Car la surcharge peut aussi obéir à une logique économique. Plus de passagers et plus de marchandises peuvent signifier davantage de recettes. Si le contrôle est évitable, si le départ nocturne ouvre une brèche et si la sanction reste incertaine, le risque peut finir par être intégré au fonctionnement ordinaire du transport.
Ce n’est pas encore une responsabilité établie dans le cas d’Ilebo. C’est une hypothèse de gouvernance que la répétition des naufrages rend difficile à écarter.
Pour les passagers, en revanche, le calcul est brutal. Dans de nombreuses zones mal desservies par la route, le transport fluvial n’est pas un confort. C’est parfois le seul moyen réaliste de rentrer chez soi, de vendre une marchandise, de rejoindre une école ou de maintenir une activité économique.
Le voyageur choisit alors moins son niveau de risque qu’il ne le subit.
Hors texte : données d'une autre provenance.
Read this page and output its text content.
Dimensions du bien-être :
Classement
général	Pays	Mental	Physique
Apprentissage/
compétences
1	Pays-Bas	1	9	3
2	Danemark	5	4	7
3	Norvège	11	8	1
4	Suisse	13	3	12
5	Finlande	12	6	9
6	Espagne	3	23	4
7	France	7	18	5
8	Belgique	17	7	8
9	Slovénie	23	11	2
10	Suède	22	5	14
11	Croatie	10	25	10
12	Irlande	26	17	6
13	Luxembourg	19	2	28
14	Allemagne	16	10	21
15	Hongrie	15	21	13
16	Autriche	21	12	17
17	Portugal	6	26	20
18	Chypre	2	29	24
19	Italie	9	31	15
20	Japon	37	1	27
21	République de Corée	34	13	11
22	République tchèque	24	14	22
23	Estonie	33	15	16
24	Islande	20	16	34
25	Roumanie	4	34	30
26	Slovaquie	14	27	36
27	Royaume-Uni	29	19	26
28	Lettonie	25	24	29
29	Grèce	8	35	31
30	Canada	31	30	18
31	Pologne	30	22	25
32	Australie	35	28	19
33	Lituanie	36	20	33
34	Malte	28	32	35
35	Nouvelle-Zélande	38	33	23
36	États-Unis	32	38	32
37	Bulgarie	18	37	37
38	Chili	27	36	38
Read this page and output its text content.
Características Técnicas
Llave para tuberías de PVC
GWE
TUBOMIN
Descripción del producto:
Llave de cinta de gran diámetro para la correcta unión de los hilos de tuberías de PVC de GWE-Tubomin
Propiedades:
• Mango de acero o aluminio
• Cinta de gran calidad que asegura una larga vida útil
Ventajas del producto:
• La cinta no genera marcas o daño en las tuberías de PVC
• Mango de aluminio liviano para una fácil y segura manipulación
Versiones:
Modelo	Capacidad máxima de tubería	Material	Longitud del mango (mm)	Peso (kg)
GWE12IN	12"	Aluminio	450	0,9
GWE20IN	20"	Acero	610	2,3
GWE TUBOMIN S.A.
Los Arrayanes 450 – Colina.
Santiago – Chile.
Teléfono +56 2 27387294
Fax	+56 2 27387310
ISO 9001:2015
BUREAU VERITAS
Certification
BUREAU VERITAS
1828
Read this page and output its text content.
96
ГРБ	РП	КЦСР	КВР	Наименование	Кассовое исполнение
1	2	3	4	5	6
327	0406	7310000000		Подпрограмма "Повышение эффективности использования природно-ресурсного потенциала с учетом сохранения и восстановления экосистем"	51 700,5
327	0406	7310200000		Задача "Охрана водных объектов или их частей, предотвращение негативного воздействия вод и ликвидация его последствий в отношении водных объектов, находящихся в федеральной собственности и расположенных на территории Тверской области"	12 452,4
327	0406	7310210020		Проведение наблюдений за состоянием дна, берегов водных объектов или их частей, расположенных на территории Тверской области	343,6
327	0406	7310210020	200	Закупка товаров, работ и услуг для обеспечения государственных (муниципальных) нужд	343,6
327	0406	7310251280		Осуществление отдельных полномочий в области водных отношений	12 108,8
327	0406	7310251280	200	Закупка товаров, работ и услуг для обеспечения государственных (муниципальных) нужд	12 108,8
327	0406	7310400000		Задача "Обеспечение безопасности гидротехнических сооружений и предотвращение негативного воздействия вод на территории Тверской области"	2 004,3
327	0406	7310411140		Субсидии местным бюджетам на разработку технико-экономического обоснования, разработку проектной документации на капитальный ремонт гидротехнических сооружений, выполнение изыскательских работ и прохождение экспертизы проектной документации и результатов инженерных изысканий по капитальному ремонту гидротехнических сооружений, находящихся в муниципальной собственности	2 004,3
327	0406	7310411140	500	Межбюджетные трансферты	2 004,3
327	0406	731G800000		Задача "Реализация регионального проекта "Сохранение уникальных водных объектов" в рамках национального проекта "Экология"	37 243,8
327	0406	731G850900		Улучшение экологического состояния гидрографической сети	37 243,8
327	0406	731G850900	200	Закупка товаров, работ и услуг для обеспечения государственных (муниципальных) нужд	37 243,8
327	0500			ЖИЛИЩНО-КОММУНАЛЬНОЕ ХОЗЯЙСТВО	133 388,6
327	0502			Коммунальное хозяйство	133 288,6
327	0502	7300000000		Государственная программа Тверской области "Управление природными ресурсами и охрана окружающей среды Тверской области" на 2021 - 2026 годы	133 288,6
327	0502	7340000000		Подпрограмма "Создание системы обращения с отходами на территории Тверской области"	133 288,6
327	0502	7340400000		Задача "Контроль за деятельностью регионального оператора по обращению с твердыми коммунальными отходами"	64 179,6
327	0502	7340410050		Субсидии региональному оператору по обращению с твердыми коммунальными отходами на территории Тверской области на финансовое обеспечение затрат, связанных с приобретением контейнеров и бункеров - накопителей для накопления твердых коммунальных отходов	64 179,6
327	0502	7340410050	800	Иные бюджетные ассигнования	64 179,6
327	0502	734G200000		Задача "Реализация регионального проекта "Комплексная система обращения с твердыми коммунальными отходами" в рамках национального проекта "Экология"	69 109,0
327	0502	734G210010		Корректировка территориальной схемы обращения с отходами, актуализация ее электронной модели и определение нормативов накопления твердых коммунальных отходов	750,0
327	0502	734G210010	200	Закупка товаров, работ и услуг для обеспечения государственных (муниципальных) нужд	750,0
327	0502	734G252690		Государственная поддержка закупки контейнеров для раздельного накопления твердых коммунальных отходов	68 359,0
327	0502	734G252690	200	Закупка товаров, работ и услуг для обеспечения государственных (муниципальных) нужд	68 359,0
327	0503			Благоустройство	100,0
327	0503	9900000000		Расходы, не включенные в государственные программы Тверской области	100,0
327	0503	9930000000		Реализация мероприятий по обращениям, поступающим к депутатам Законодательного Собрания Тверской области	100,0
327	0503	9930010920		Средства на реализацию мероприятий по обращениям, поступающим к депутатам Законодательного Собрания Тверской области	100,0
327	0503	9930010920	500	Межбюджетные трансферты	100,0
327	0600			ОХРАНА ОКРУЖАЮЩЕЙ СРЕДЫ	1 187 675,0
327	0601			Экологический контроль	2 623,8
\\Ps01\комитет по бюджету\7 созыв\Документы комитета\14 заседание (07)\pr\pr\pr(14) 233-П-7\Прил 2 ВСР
La société civile d’Ilebo accuse les armateurs de privilégier le profit et réclame des contrôles plus stricts, y compris la nuit, ainsi que le port obligatoire de gilets de sauvetage. Ces demandes visent le cœur du problème : une règle n’est dissuasive que si son contournement devient plus difficile et plus coûteux que son respect.
Ilebo ne prouve pas encore toutes les défaillances. L’enquête devra dire qui savait, qui a laissé partir l’embarcation et quelles règles ont été violées.
Mais une chose est déjà certaine : au moins 20 personnes sont mortes, plus d’une centaine manquent encore à l’appel et, une nouvelle fois, les pêcheurs ont dû devenir les premiers sauveteurs.
En RDC, le vrai test de la sécurité fluviale ne viendra pas des sanctions annoncées après les naufrages. Il viendra du prochain bateau dangereux qui, cette fois, ne quittera pas le port.